Use the default value for gamma
in the radial
kernel. Comment on your results from parts b and c.Solution:
SVM with Radial Kernel:
svm.fit = svm(Purchase~.,data=train,cost=0.01,kernel='radial')
summary(svm.fit)
##
## Call:
## svm(formula = Purchase ~ ., data = train, cost = 0.01, kernel = "radial")
##
##
## Parameters:
## SVM-Type: C-classification
## SVM-Kernel: radial
## cost: 0.01
##
## Number of Support Vectors: 636
##
## ( 320 316 )
##
##
## Number of Classes: 2
##
## Levels:
## CH MM
# train
svm.pred=predict(svm.fit,train)
kable(table(train[,'Purchase'],svm.pred))
CH | MM | |
---|---|---|
CH | 484 | 0 |
MM | 316 | 0 |
mean(train$Purchase != svm.pred)
## [1] 0.395
# test
svm.pred=predict(svm.fit,test)
kable(table(test$Purchase,svm.pred))
CH | MM | |
---|---|---|
CH | 169 | 0 |
MM | 101 | 0 |
mean(test$Purchase != svm.pred)
## [1] 0.3740741
set=c(0.01, 0.1, 1, 2, 5, 7, 10)
svm.tune=tune(svm,Purchase~.,data=train,ranges=data.frame(cost=set),kernel='radial')
summary(svm.tune)
##
## Parameter tuning of 'svm':
##
## - sampling method: 10-fold cross validation
##
## - best parameters:
## cost
## 1
##
## - best performance: 0.18
##
## - Detailed performance results:
## cost error dispersion
## 1 0.01 0.39500 0.03184162
## 2 0.10 0.19500 0.03872983
## 3 1.00 0.18000 0.04495368
## 4 2.00 0.18625 0.04656611
## 5 5.00 0.18750 0.04370037
## 6 7.00 0.18750 0.04487637
## 7 10.00 0.18375 0.04168749
svm.pred=predict(svm.tune$best.model,train)

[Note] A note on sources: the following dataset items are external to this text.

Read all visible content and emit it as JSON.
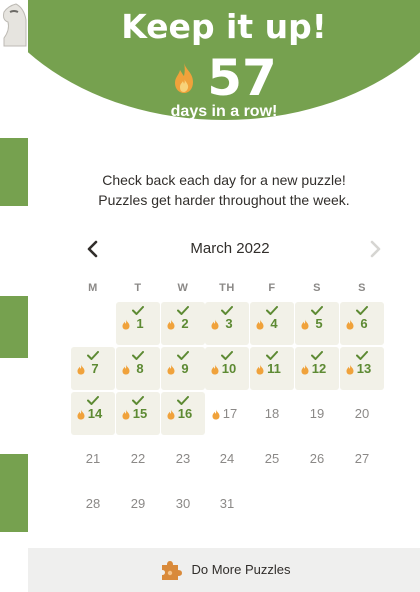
{
  "colors": {
    "accent": "#76a14f",
    "done_text": "#5d8a33",
    "done_cell": "#f2f1e8",
    "muted": "#8b8987",
    "text": "#312e2b",
    "flame": "#f0a23b"
  },
  "header": {
    "title": "Keep it up!",
    "streak_count": "57",
    "streak_subtitle": "days in a row!"
  },
  "intro": {
    "line1": "Check back each day for a new puzzle!",
    "line2": "Puzzles get harder throughout the week."
  },
  "calendar": {
    "month_label": "March 2022",
    "weekdays": [
      "M",
      "T",
      "W",
      "TH",
      "F",
      "S",
      "S"
    ],
    "start_offset": 1,
    "days_in_month": 31,
    "completed_days": [
      1,
      2,
      3,
      4,
      5,
      6,
      7,
      8,
      9,
      10,
      11,
      12,
      13,
      14,
      15,
      16
    ],
    "today": 17
  },
  "footer": {
    "label": "Do More Puzzles",
    "icon": "puzzle-piece-icon"
  }
}
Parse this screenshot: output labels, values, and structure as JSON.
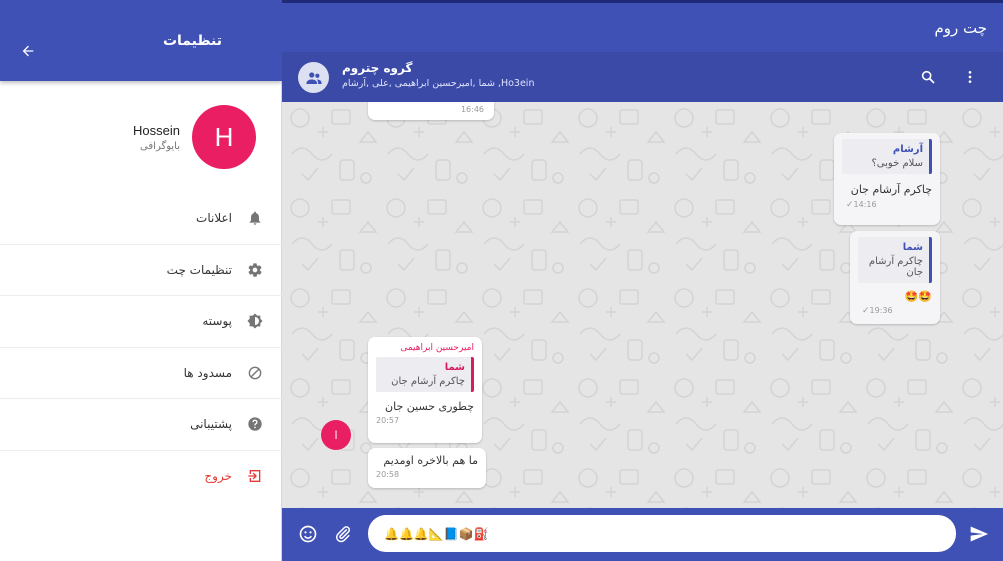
{
  "settings": {
    "title": "تنظیمات",
    "profile": {
      "name": "Hossein",
      "bio": "بایوگرافی",
      "initial": "H"
    },
    "menu": [
      {
        "label": "اعلانات",
        "icon": "bell-icon"
      },
      {
        "label": "تنظیمات چت",
        "icon": "gear-icon"
      },
      {
        "label": "پوسته",
        "icon": "brightness-icon"
      },
      {
        "label": "مسدود ها",
        "icon": "block-icon"
      },
      {
        "label": "پشتیبانی",
        "icon": "help-icon"
      },
      {
        "label": "خروج",
        "icon": "logout-icon"
      }
    ]
  },
  "topbar": {
    "title": "چت روم"
  },
  "chat_header": {
    "group_name": "گروه چتروم",
    "members": "شما ,امیرحسین ابراهیمی ,علی ,آرشام ,Ho3ein"
  },
  "messages": {
    "m0": {
      "time": "16:46"
    },
    "m1": {
      "quote_name": "آرشام",
      "quote_text": "سلام خوبی؟",
      "text": "چاکرم آرشام جان",
      "time": "14:16"
    },
    "m2": {
      "quote_name": "شما",
      "quote_text": "چاکرم آرشام جان",
      "text": "🤩🤩",
      "time": "19:36"
    },
    "m3": {
      "sender": "امیرحسین ابراهیمی",
      "quote_name": "شما",
      "quote_text": "چاکرم آرشام جان",
      "text": "چطوری حسین جان",
      "time": "20:57"
    },
    "m4": {
      "text": "ما هم بالاخره اومدیم",
      "time": "20:58"
    },
    "sender_avatar_initial": "ا"
  },
  "composer": {
    "value": "🔔🔔🔔📐📘📦⛽"
  },
  "colors": {
    "primary": "#3f51b5",
    "accent": "#e91e63",
    "chat_bg": "#e5e5e5"
  }
}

kable(table(train$Purchase,svm.pred))
CH | MM | |
---|---|---|
CH | 433 | 51 |
MM | 75 | 241 |
mean(train$Purchase != svm.pred)
## [1] 0.1575
svm.pred=predict(svm.tune$best.model,test)
kable(table(test$Purchase,svm.pred))
CH | MM | |
---|---|---|
CH | 158 | 11 |
MM | 29 | 72 |
mean(test$Purchase != svm.pred)
## [1] 0.1481481
SVM with Polynomial Kernel (degree 2):
svm.fit=svm(Purchase~.,data=train,cost=0.01,kernel='polynomial', degree = 2)
summary(svm.fit)
##
## Call:
## svm(formula = Purchase ~ ., data = train, cost = 0.01, kernel = "polynomial",
## degree = 2)
##
##
## Parameters:
## SVM-Type: C-classification
## SVM-Kernel: polynomial
## cost: 0.01
## degree: 2
## coef.0: 0
##
## Number of Support Vectors: 637
##
## ( 321 316 )
##
##
## Number of Classes: 2
##
## Levels:
## CH MM
# train
svm.pred=predict(svm.fit,train)
kable(table(train[,'Purchase'],svm.pred))
CH | MM | |
---|---|---|
CH | 484 | 0 |
MM | 315 | 1 |
mean(train$Purchase != svm.pred)
## [1] 0.39375
# test
svm.pred=predict(svm.fit,test)
kable(table(test$Purchase,svm.pred))
CH | MM | |
---|---|---|
CH | 169 | 0 |
MM | 101 | 0 |
mean(test$Purchase != svm.pred)
## [1] 0.3740741
set=c(0.01, 0.1, 1, 2, 5, 7, 10)
svm.tune=tune(svm,Purchase~.,data=train,ranges=data.frame(cost=set),kernel='polynomial', degree=2)
summary(svm.tune)
##
## Parameter tuning of 'svm':
##
## - sampling method: 10-fold cross validation
##
## - best parameters:
## cost
## 5
##
## - best performance: 0.195
##
## - Detailed performance results:
## cost error dispersion
## 1 0.01 0.39500 0.05277047
## 2 0.10 0.32375 0.06440163
## 3 1.00 0.20500 0.04174992
## 4 2.00 0.20125 0.02913689
## 5 5.00 0.19500 0.04377975
## 6 7.00 0.19625 0.04489571
## 7 10.00 0.19875 0.04348132
svm.pred=predict(svm.tune$best.model,train)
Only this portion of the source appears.